By this point you might be asking yourself: If terrorists can just hop on a plane and come to America and blow himself up that easily, why would they go through the added trouble of going to Africa and contracting a dangerous illness and exposing themselves to added layers of security and inspection? Why don’t they just come to America and blow stuff up? And aren’t there multiple layers of security on top of the anti-Ebola screening that already prevent terrorists from catching a flight to Philadelphia? Didn’t the administration Thiessen worked for set up a whole counterterrorism security apparatus with precisely that goal in mind? Does he have no faith in the war on terror? How is any of this plausible by any stretch of the imagination?

Those aren’t Serious questions, though, and you just embarrassed yourself by asking them.

And Marc Thiessen knows they’re not Serious. He knows that a terrorist can catch a plane to the U.S. just as easily as anyone else: “Think it can’t happen? If an Ebola-infected Liberian, Thomas Eric Duncan, was able to fly to Dallas, what is to stop an Ebola-infected terrorist from doing the same?” Nothing, Mr. Thiessen. Absolutely nothing.

Having scared the unserious pants off everyone in the immediate vicinity with his lurid fantasies of death and misery, Thiessen ends with a premonition of impending doom:

The nation is woefully unprepared for an Ebola outbreak, much less an Ebola attack.

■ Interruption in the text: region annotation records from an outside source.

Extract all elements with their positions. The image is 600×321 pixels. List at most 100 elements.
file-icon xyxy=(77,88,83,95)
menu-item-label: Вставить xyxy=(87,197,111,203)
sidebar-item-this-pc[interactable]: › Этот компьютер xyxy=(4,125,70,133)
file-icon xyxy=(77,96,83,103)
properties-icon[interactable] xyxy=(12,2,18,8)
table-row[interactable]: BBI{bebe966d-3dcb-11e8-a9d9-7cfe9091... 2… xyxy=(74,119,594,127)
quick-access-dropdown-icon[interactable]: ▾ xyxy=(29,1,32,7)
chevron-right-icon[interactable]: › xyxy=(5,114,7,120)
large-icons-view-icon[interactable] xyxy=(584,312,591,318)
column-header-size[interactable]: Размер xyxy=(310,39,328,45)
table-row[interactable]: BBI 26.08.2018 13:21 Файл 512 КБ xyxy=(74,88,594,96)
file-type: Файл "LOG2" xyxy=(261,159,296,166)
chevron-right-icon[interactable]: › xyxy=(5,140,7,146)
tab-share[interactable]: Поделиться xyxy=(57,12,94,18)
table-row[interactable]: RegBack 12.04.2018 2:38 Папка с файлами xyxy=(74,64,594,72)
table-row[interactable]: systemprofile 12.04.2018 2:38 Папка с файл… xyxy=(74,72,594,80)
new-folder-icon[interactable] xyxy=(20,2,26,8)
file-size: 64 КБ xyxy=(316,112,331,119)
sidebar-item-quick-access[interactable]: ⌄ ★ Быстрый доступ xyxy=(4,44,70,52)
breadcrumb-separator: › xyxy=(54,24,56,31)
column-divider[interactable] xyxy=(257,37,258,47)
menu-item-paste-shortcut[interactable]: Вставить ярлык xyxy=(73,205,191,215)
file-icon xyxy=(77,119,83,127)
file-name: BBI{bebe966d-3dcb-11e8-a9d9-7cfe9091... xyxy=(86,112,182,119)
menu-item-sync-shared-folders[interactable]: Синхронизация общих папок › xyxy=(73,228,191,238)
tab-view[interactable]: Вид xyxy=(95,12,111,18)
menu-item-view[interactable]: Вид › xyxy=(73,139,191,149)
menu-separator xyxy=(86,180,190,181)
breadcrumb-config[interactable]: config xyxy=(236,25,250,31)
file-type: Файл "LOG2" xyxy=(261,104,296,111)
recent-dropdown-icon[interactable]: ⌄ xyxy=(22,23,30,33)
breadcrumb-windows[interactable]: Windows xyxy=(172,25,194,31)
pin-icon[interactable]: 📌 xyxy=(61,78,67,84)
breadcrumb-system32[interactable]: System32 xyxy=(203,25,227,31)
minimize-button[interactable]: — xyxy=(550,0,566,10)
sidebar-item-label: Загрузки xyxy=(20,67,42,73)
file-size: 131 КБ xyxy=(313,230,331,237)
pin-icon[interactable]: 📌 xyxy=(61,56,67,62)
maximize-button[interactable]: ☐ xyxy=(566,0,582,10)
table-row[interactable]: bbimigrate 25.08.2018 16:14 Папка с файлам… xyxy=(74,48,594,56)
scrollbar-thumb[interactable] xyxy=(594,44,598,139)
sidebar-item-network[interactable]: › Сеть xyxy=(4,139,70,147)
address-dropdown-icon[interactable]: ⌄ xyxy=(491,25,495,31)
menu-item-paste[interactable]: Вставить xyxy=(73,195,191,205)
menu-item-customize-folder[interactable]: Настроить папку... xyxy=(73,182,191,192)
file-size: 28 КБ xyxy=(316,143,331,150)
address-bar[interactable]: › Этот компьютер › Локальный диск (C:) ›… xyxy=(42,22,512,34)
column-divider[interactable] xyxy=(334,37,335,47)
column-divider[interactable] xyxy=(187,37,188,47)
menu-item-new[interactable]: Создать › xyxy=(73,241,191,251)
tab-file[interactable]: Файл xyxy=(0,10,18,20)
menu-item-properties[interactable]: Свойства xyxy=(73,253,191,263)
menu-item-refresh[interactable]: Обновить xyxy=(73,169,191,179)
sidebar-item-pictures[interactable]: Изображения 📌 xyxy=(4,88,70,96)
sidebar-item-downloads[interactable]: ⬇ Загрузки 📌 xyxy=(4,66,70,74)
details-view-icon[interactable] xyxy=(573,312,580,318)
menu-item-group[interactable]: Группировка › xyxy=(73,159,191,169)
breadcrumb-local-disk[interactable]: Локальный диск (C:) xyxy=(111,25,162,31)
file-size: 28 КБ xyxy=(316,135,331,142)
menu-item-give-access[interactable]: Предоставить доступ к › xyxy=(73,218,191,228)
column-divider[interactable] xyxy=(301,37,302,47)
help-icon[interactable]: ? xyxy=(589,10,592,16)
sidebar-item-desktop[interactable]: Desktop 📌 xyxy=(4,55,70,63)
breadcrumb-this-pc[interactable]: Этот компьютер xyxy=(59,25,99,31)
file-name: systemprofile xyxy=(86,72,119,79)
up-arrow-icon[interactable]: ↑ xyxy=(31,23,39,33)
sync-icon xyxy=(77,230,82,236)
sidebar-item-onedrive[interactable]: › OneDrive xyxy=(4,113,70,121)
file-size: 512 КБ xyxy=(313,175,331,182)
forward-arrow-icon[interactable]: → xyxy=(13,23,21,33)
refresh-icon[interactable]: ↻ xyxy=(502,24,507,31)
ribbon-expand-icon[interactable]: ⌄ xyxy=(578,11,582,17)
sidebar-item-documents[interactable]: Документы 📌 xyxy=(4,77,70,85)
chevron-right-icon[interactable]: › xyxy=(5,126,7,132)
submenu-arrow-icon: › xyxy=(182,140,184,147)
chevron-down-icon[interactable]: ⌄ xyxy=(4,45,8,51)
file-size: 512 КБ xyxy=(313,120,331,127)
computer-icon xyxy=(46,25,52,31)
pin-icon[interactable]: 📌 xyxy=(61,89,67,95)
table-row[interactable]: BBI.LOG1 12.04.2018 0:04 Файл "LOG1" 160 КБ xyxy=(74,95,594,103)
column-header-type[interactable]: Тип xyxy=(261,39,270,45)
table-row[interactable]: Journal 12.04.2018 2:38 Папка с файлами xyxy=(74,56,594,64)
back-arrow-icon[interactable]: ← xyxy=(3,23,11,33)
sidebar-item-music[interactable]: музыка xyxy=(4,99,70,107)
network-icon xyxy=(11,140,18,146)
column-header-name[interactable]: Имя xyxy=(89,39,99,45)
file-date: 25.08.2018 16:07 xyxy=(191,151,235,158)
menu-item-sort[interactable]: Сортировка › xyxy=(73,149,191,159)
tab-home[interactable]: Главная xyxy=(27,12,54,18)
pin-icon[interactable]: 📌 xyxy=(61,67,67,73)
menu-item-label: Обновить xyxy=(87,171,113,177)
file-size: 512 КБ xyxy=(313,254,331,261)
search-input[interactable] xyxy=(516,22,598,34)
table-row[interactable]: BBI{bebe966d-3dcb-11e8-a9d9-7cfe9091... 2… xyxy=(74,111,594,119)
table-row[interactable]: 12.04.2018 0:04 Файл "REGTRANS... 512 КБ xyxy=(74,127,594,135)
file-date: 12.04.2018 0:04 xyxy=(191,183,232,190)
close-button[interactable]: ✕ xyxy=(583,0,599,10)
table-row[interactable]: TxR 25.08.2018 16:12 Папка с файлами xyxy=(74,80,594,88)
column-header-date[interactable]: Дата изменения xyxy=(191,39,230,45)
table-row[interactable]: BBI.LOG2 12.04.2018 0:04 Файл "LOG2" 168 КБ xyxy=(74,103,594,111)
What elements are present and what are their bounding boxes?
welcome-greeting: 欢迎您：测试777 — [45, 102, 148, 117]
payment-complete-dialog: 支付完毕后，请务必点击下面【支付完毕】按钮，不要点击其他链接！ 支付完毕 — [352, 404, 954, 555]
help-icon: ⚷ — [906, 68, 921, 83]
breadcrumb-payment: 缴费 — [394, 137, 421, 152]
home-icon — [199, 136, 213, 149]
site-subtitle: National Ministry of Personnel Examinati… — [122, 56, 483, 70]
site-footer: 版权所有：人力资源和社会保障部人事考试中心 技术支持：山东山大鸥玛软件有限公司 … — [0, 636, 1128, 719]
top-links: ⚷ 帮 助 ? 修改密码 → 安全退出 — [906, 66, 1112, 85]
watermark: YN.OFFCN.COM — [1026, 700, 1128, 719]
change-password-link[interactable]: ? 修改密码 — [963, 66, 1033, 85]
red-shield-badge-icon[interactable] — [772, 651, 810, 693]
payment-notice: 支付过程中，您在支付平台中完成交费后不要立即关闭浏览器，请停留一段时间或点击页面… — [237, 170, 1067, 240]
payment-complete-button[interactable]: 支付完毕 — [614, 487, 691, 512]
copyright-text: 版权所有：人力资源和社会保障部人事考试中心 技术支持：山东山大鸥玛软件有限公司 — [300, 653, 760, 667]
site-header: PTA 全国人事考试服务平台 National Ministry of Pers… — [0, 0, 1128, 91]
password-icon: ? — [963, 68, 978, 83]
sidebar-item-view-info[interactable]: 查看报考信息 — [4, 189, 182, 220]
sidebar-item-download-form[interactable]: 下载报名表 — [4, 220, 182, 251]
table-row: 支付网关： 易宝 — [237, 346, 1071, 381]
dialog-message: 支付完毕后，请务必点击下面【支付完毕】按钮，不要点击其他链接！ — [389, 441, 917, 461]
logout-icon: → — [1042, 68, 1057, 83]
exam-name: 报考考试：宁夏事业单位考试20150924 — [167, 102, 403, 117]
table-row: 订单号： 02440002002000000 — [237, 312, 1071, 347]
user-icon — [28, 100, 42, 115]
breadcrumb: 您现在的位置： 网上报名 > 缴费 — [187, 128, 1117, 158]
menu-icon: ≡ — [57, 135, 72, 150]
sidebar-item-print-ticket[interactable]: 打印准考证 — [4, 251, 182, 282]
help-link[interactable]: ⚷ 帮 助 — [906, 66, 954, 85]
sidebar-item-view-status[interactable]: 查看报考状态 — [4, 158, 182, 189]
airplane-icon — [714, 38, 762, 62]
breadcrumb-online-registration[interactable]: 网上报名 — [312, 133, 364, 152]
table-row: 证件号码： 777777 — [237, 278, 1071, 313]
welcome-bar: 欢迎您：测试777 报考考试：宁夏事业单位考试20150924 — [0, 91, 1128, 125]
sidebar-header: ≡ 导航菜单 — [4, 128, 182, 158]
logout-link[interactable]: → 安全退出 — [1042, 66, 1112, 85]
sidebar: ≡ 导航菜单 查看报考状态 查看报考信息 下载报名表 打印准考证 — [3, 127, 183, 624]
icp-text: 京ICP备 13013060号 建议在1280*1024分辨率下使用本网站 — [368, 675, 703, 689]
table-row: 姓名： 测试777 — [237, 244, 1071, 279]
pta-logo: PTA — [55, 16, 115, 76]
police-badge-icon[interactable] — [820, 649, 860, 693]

If terrorists were to turn Ebola into a crude terror weapon, we could be in for a Dark Winter indeed.

“Indeed,” indeed. This is how you can tell that Thiessen is, indeed, Serious. He understands that we don’t have to wait for terrorists to commit an act of terrorism to be terrified. If we spend every waking moment panicked and scared over what they could do to us, no matter how implausible, then we’ve beaten them at their own game.